The 20V Max lineup is broader, and the tools are more advanced. You get more power, updated ergonomics, longer runtime, and improved capabilities.
The best Dewalt 18V XRP battery is rated at what, 2.6Ah?
It looks like the best Dewalt 18V 3-speed cordless drill (DCD940KX) has a 450 UWO rating (this relates to max torque and power performance) and tops out at 2000 RPM. Dewalt’s DCD791 and DCD796 compact drill and hammer drill respectively, with neither being 3-speed models, deliver 460 UWO power output and they also top out at 2000 RPM.
On paper, Dewalt’s 20V Max compact brushless drills out-perform their best 18V model. You’ll find Dewalt’s premium brushless drills and hammer drills to be so much more powerful and longer running, plus they’re more compact.

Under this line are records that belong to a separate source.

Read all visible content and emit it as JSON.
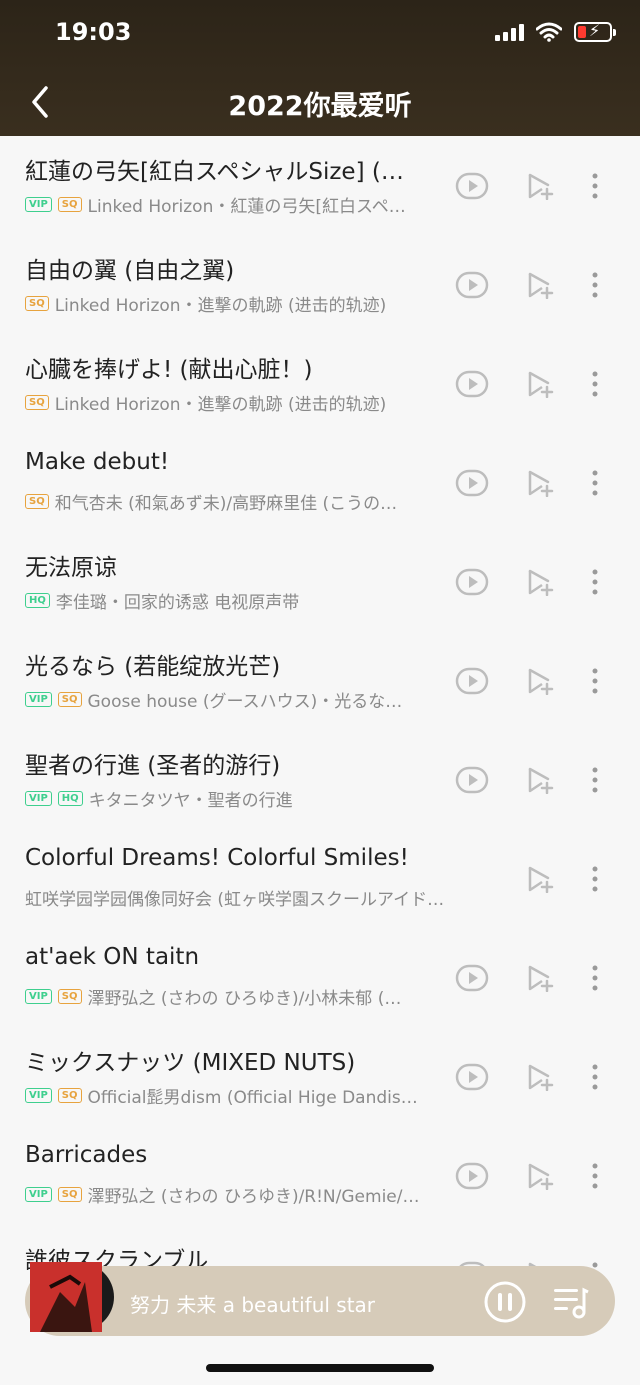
{
  "status_bar": {
    "time": "19:03"
  },
  "header": {
    "title": "2022你最爱听"
  },
  "songs": [
    {
      "title": "紅蓮の弓矢[紅白スペシャルSize] (…",
      "badges": [
        "VIP",
        "SQ"
      ],
      "subtitle": "Linked Horizon・紅蓮の弓矢[紅白スペ…",
      "video": true
    },
    {
      "title": "自由の翼 (自由之翼)",
      "badges": [
        "SQ"
      ],
      "subtitle": "Linked Horizon・進撃の軌跡 (进击的轨迹)",
      "video": true
    },
    {
      "title": "心臓を捧げよ! (献出心脏！)",
      "badges": [
        "SQ"
      ],
      "subtitle": "Linked Horizon・進撃の軌跡 (进击的轨迹)",
      "video": true
    },
    {
      "title": "Make debut!",
      "badges": [
        "SQ"
      ],
      "subtitle": "和气杏未 (和氣あず未)/高野麻里佳 (こうの…",
      "video": true
    },
    {
      "title": "无法原谅",
      "badges": [
        "HQ"
      ],
      "subtitle": "李佳璐・回家的诱惑 电视原声带",
      "video": true
    },
    {
      "title": "光るなら (若能绽放光芒)",
      "badges": [
        "VIP",
        "SQ"
      ],
      "subtitle": "Goose house (グースハウス)・光るな…",
      "video": true
    },
    {
      "title": "聖者の行進 (圣者的游行)",
      "badges": [
        "VIP",
        "HQ"
      ],
      "subtitle": "キタニタツヤ・聖者の行進",
      "video": true
    },
    {
      "title": "Colorful Dreams! Colorful Smiles!",
      "badges": [],
      "subtitle": "虹咲学园学园偶像同好会 (虹ヶ咲学園スクールアイド…",
      "video": false
    },
    {
      "title": "at'aek ON taitn",
      "badges": [
        "VIP",
        "SQ"
      ],
      "subtitle": "澤野弘之 (さわの ひろゆき)/小林未郁 (…",
      "video": true
    },
    {
      "title": "ミックスナッツ (MIXED NUTS)",
      "badges": [
        "VIP",
        "SQ"
      ],
      "subtitle": "Official髭男dism (Official Hige Dandis…",
      "video": true
    },
    {
      "title": "Barricades",
      "badges": [
        "VIP",
        "SQ"
      ],
      "subtitle": "澤野弘之 (さわの ひろゆき)/R!N/Gemie/…",
      "video": true
    },
    {
      "title": "誰彼スクランブル",
      "badges": [],
      "subtitle": "",
      "video": true
    }
  ],
  "now_playing": {
    "title": "努力 未来 a beautiful star"
  },
  "colors": {
    "header_bg": "#2c2418",
    "player_bg": "#d6cbb9",
    "vip": "#3ecf8e",
    "sq": "#e7a33e"
  }
}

The results are similar across the board. Are there any 18V tools that out-match Dewalt’s 20V Max Li-ion offerings? I don’t think so.
If your 18V tools are still chugging along, and you don’t care to upgrade, that’s fine. But once those older tools or batteries start wearing, I don’t see any reason to put any more money into that system. Do you?

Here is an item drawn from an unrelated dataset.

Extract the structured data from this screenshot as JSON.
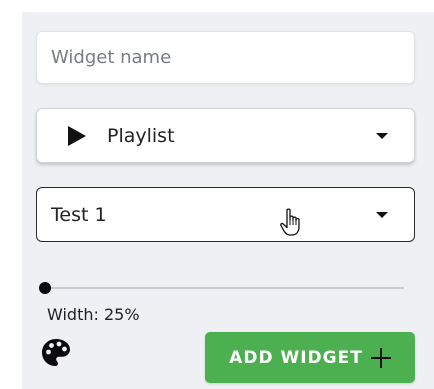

This adapter lets you use select Dewalt 20V Max battery packs with most Dewalt 18V cordless drills.
If you have an extensive 18V cordless power tool collection that you’re not ready to upgrade from yet, this adapter is still a good option for gradual investment.
The adapter isn’t compatible with all 18V tools or all 20V Max batteries, but that’s still better than the alternative.
Each Dewalt 18V cordless power tool user will have to determine for themselves whether or not – or when – to retire their tools.
But if you ask me, I really don’t see any incentives or benefits in further 18V system investments.
Note: In the context of this post, Dewalt’s 18V system is their older NiCad-based cordless platform. Their 20V Max system is based off an 18V Li-ion battery. Overseas, the 20V Max system is 18V XR.
What do you guys think – is there any reason to stick with Dewalt 18V tools once they start needing new batteries, repairs, or replacing?